What's it Worth To You?

In all the quilting I've done, I've never made a quilt for myself. The first quilt I made, I didn't really make. The top was made long before I acquired it. It may have been made by an ancestor (Great Grandmother) but more probably was picked up at a garage sale in the 70's, maybe before. Long ago I added the interior and a back to it, but it was all experimental.

I've also never sold a quilt. There are lots of reasons for this. One is that I don't have a "quilting machine" to do the fancy top stitching, mine is more a variation of stitching in the ditch. Doesn't make it less valuable, but many have specific expectations, and my 'feathers' were never going to set the world on fire. The funny thing is, if I owned a quilting machine, the cost of a quilt would go up, exponentially! 

It takes two weeks to make a quilt. They take 100-120 hours for a full-sized quilt. When I get started, I'm often working 10 hour days, measuring, cutting, sewing, filling, sewing, thinking, sewing... I get bored and take breaks, but even those are short, as I feel guilty for not getting this done, and on to the next thing (not necessarily sewing or quilting.) And while I feel a sense of accomplishment when they are done, and think most of them are beautiful, I usually feel like I could have done better. Maybe some of the seams weren't exactly correct because I was day dreaming, or the pieces were cut a thread over or shy of exact. I'm not talking big mistakes, those I usually dig out and do over, if they happen. I'm talking small, even tiny, mistakes. But I feel them all. The backs are my biggest issue. After wrestling all those heavy layers around my sewing machine to get the quilting done, there are area's that don't always lay flat enough for my liking. 

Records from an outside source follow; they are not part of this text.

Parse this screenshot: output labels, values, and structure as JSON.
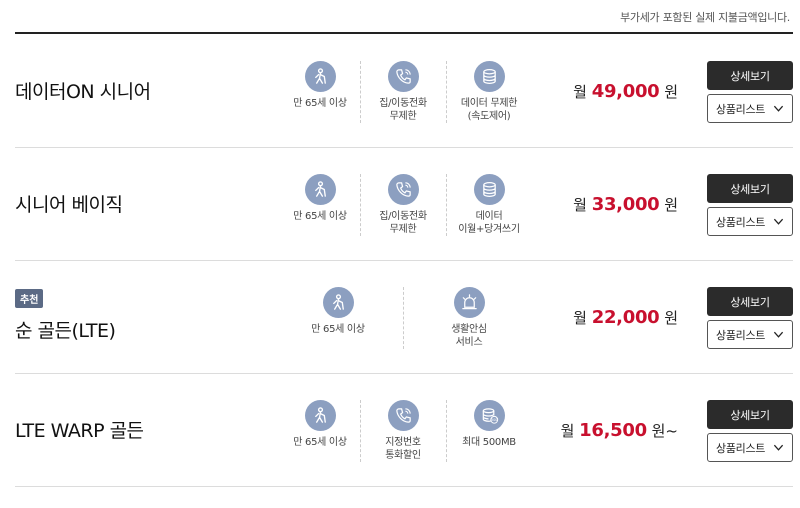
{
  "notice": "부가세가 포함된 실제 지불금액입니다.",
  "colors": {
    "accent_price": "#c8102e",
    "icon_bg": "#8c9fc0",
    "badge_bg": "#5b6a85",
    "button_dark": "#2b2b2b"
  },
  "plans": [
    {
      "name": "데이터ON 시니어",
      "features": [
        {
          "icon": "senior-person-icon",
          "label": "만 65세 이상"
        },
        {
          "icon": "phone-call-icon",
          "label": "집/이동전화\n무제한"
        },
        {
          "icon": "data-database-icon",
          "label": "데이터 무제한\n(속도제어)"
        }
      ],
      "price_prefix": "월",
      "price_amount": "49,000",
      "price_suffix": "원",
      "detail_label": "상세보기",
      "list_label": "상품리스트"
    },
    {
      "name": "시니어 베이직",
      "features": [
        {
          "icon": "senior-person-icon",
          "label": "만 65세 이상"
        },
        {
          "icon": "phone-call-icon",
          "label": "집/이동전화\n무제한"
        },
        {
          "icon": "data-database-icon",
          "label": "데이터\n이월+당겨쓰기"
        }
      ],
      "price_prefix": "월",
      "price_amount": "33,000",
      "price_suffix": "원",
      "detail_label": "상세보기",
      "list_label": "상품리스트"
    },
    {
      "badge": "추천",
      "name": "순 골든(LTE)",
      "features": [
        {
          "icon": "senior-person-icon",
          "label": "만 65세 이상"
        },
        {
          "icon": "alarm-siren-icon",
          "label": "생활안심\n서비스"
        }
      ],
      "price_prefix": "월",
      "price_amount": "22,000",
      "price_suffix": "원",
      "detail_label": "상세보기",
      "list_label": "상품리스트"
    },
    {
      "name": "LTE WARP 골든",
      "features": [
        {
          "icon": "senior-person-icon",
          "label": "만 65세 이상"
        },
        {
          "icon": "phone-call-icon",
          "label": "지정번호\n통화할인"
        },
        {
          "icon": "data-500-icon",
          "label": "최대 500MB"
        }
      ],
      "price_prefix": "월",
      "price_amount": "16,500",
      "price_suffix": "원~",
      "detail_label": "상세보기",
      "list_label": "상품리스트"
    }
  ]
}
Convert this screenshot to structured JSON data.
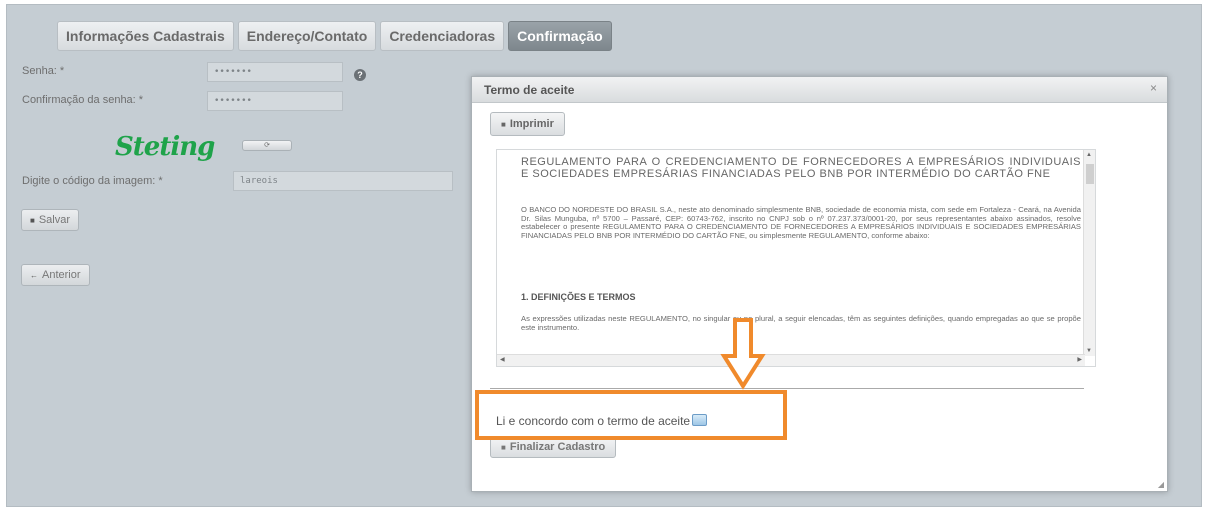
{
  "tabs": [
    {
      "label": "Informações Cadastrais",
      "active": false
    },
    {
      "label": "Endereço/Contato",
      "active": false
    },
    {
      "label": "Credenciadoras",
      "active": false
    },
    {
      "label": "Confirmação",
      "active": true
    }
  ],
  "form": {
    "password_label": "Senha: *",
    "password_value": "•••••••",
    "confirm_label": "Confirmação da senha: *",
    "confirm_value": "•••••••",
    "captcha_text": "Steting",
    "captcha_code_label": "Digite o código da imagem: *",
    "captcha_code_value": "lareois",
    "save_label": "Salvar",
    "back_label": "Anterior"
  },
  "dialog": {
    "title": "Termo de aceite",
    "close_glyph": "×",
    "print_label": "Imprimir",
    "doc_title": "REGULAMENTO PARA O CREDENCIAMENTO DE FORNECEDORES A EMPRESÁRIOS INDIVIDUAIS E SOCIEDADES EMPRESÁRIAS FINANCIADAS PELO BNB POR INTERMÉDIO DO CARTÃO FNE",
    "doc_paragraph": "O BANCO DO NORDESTE DO BRASIL S.A., neste ato denominado simplesmente BNB, sociedade de economia mista, com sede em Fortaleza - Ceará, na Avenida Dr. Silas Munguba, nº 5700 – Passaré, CEP: 60743-762, inscrito no CNPJ sob o nº 07.237.373/0001-20, por seus representantes abaixo assinados, resolve estabelecer o presente REGULAMENTO PARA O CREDENCIAMENTO DE FORNECEDORES A EMPRESÁRIOS INDIVIDUAIS E SOCIEDADES EMPRESÁRIAS FINANCIADAS PELO BNB POR INTERMÉDIO DO CARTÃO FNE, ou simplesmente REGULAMENTO, conforme abaixo:",
    "section_heading": "1.  DEFINIÇÕES E TERMOS",
    "section_paragraph": "As expressões utilizadas neste REGULAMENTO, no singular ou no plural, a seguir elencadas, têm as seguintes definições, quando empregadas ao que se propõe este instrumento.",
    "agree_label": "Li e concordo com o termo de aceite",
    "agree_checked": false,
    "finish_label": "Finalizar Cadastro"
  },
  "colors": {
    "background": "#c5cdd3",
    "active_tab": "#8a9399",
    "highlight": "#f08a2c",
    "captcha": "#1fa34a"
  }
}
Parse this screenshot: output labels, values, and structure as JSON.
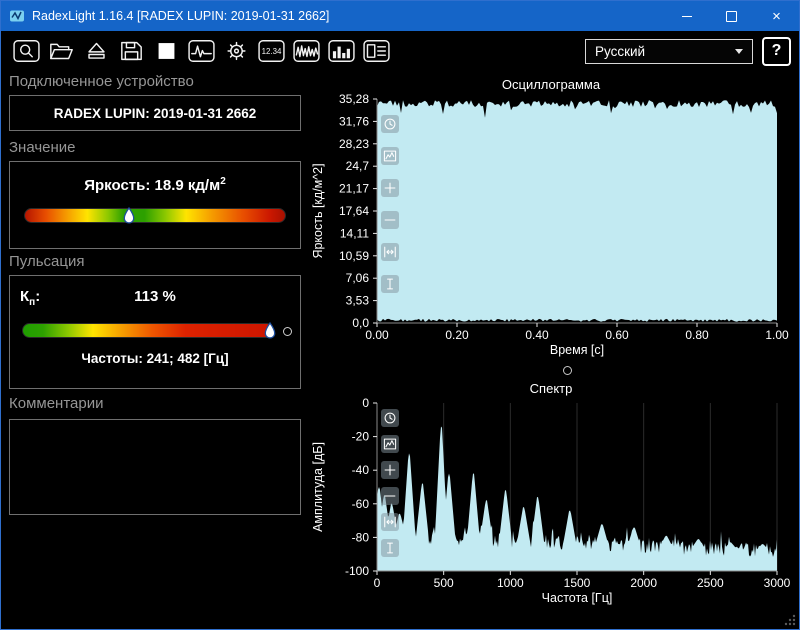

I like to design, to choose the colors, to decide how I want it to look and how to get there. I like seeing it come together, though I am frequently 'done' with it before it's finished. I've made over a hundred, 35 of those going to Veteran's, the rest going to family and a few friends. One day I will make one for me, and keep it.

But back to selling them. When you think about the cost of materials, the time in searching out and finding the right pattern (usually just a photo of something that I can then create the pattern for) the actual time making it, the blood, sweat and tears that go into each and every one of them, putting a price on one is very, very hard. When burger flippers are making $15 plus and hour to stand and flip burgers over, without skill, experience, thought or abilities, what is an hour worth for someone using all those? Creating something totally unique, a one-of-a-kind art piece? See the difficulty? At $1000 a piece, it's just over $8 an hour, when you have to figure in 4.5-5 yards each for the three layers of the quilt (15 yards of fabric at $12 a yard is about $180.) And how do you measure the value for the creativity? It just isn't easy. I think that it's worth a lot more than what a burger flipper, fry cook, retail worker or many other folks make. While a hamburger can be a work of art, they usually aren't, and don't even come up to 'a good hamburger' status. So, $2,000 a piece, and I am up to what a burger flipper makes. $3,000? More? And then I would feel guilty for charging so much, even though, it's what the work alone is worth, if not the value of the art.

Someone mentioned that I was 'just giving them away to veterans, people I often didn't even know, for free.' And that's true. I do that, in honor of my cousin, who lived with us for awhile when I was growing up, and felt like a big brother. And because I didn't have to face what those people have, to make the decisions that they have to live with. So, they did 'pay for them' just not with cash. Sort of a 'quid pro quo'.

So, I may never sell one, but the people who have them should know the value of what they have been gifted. And hopefully, it makes them feel like it and they are worth much, much more.